I wonder if this happens at the Landry's in WDW

That is terrible but I heard something about the servers at places operated by them being ripped off. It is so not fair. I feel bad for them.

-Becca-
 
When I was in college I worked at a Joe's Crab Shack. They did deduct a certain percentage of our tips for the hosts that was NOT made known to the servers, or at least not well known. I knew because I started as a host, and I collected tip-out. When I went through server training they told us they deducted a certain percentage for bussers and bartenders, and then we also had to physically hand 1% to our food-runner if we had one. It was not an automatic deduction because we only occasionally had a food runner. I would not have otherwise known about the host tip-out. but i was younger, and never paid that much attention to my reads then...

I just feel bad about this whole thing. i want to know what the practice is in Fl...
 
This is a common practice in restaurants. Credit card processing fees can be a big expense and when someone is looking at the bottom line, this is a way to reduce that expense. It sucks that it comes out of the servers' tip, though. You can avoid that at any restuarant by tipping in cash. My in-laws do that all the time.

The restaurants can't increase the price of the food to show the offset to the expense. Because the food sales go into revenue. They would still have the same expense amount. And whenever anyone is looking at net income and ways to increase it, they ALWAYS look to reduce expenses.
 

Customers need to be made aware of this! I could just as easily leave a cash tip that they could have all of, instead of putting it on my card.
 
FYI, if you tip on your Credit card at Bob Evan's, the server doesn't get the tip until the next check. It goes into their earned income and is also taxed. One of my students who works there told me this. If she gets a cash tip she gets it right away, but if it's on the card she has to wait and have taxes taken out of it.
Robin M.
 
FYI, if you tip on your Credit card at Bob Evan's, the server doesn't get the tip until the next check. It goes into their earned income and is also taxed. One of my students who works there told me this. If she gets a cash tip she gets it right away, but if it's on the card she has to wait and have taxes taken out of it.
Robin M.

Good to know. Anyone know of any other restaurants like this?
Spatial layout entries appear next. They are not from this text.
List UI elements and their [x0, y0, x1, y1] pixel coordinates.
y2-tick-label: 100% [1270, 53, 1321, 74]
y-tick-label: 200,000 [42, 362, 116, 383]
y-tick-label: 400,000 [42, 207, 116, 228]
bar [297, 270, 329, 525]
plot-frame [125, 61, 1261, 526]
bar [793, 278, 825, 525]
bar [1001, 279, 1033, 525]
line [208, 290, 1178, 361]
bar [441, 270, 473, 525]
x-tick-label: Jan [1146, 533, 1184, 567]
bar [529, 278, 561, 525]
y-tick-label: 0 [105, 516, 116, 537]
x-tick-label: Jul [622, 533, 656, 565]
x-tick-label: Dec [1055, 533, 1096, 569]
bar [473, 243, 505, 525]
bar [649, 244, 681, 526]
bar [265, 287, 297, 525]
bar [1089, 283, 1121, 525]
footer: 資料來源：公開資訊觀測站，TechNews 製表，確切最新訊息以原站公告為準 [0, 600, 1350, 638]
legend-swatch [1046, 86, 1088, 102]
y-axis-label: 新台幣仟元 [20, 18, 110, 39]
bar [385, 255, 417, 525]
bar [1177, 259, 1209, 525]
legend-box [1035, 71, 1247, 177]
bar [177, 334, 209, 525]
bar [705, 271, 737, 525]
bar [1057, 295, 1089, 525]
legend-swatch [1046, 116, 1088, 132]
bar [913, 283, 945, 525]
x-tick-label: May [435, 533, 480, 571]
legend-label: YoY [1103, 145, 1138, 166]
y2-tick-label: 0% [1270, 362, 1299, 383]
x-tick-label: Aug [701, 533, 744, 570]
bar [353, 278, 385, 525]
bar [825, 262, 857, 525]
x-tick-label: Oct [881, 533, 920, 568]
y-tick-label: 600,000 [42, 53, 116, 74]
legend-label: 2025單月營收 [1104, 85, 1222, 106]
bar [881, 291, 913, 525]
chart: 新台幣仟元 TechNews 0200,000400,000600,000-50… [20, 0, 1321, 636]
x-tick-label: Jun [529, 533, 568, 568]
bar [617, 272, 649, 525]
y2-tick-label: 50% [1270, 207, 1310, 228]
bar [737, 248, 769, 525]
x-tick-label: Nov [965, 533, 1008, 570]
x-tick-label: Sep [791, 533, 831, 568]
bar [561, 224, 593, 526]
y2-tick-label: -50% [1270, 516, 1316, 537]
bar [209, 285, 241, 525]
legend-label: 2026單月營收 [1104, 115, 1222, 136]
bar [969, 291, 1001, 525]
As a server myself, I always try and tip in cash.
 
FYI, if you tip on your Credit card at Bob Evan's, the server doesn't get the tip until the next check. It goes into their earned income and is also taxed. One of my students who works there told me this. If she gets a cash tip she gets it right away, but if it's on the card she has to wait and have taxes taken out of it.
Robin M.

Just curious... shouldn't that be the way it is? :confused3 Meaning that it is income, and therefore should be taxed?
 
FYI, if you tip on your Credit card at Bob Evan's, the server doesn't get the tip until the next check. It goes into their earned income and is also taxed. One of my students who works there told me this. If she gets a cash tip she gets it right away, but if it's on the card she has to wait and have taxes taken out of it.
Robin M.
I to do payroll for a living. Everyone that receives cash tips has to report them. They are taxable income. Credit card tips are either paid out thru payroll for that pay period or they are allowed to "cash out" their credit card tips so long as they balance to their checks for the shift.
I don't agree with deducting a % of credit card tips from the employee, the company should built that amount into their prices. It just another overhead cost. Credit card processing fees can be very expensive for a small business...3% to 5% of the sale.

Just curious... shouldn't that be the way it is? Meaning that it is income, and therefore should be taxed?
You are correct.
 
Of course it's income and of course taxes should be paid.
However, I don't agree with a restaurant holding servers tips hostage to credit card expenses. Any tip they earn (cash or credit card) should be paid to them immediately (or as soon as possible). Credit cards are a way of life these days, and credit cards are a huge part of any restaurants business. Any expenses associated with them should be accounted for in other ways.
 
The issue is not that the money is being withheld for tax purposes. They are essentially charging the server for their customers use of their credit card. If businesses don't want to pay for credit card processing fees they should not accept credit cards. Can you imagine if a check-out person at a grocery store was issued a charge every time a customer came through their line and paid with a credit card? It would be ridiculous. Some states allow this for tipped employees. I am just curious is FL is one of them?

Servers have to claim all of their tips. some of them wrongfully do not claim all their cash tips, but this is illegal, and a separate issue.
 
The restaurant isn't making the server pay for the restauant's card processing fee, only a portion of the 3-5% fee charged to process the tip. The restaurant is paying 3-5% of the total including tip & tax and asking the server to pay about half the fee to process only the tip.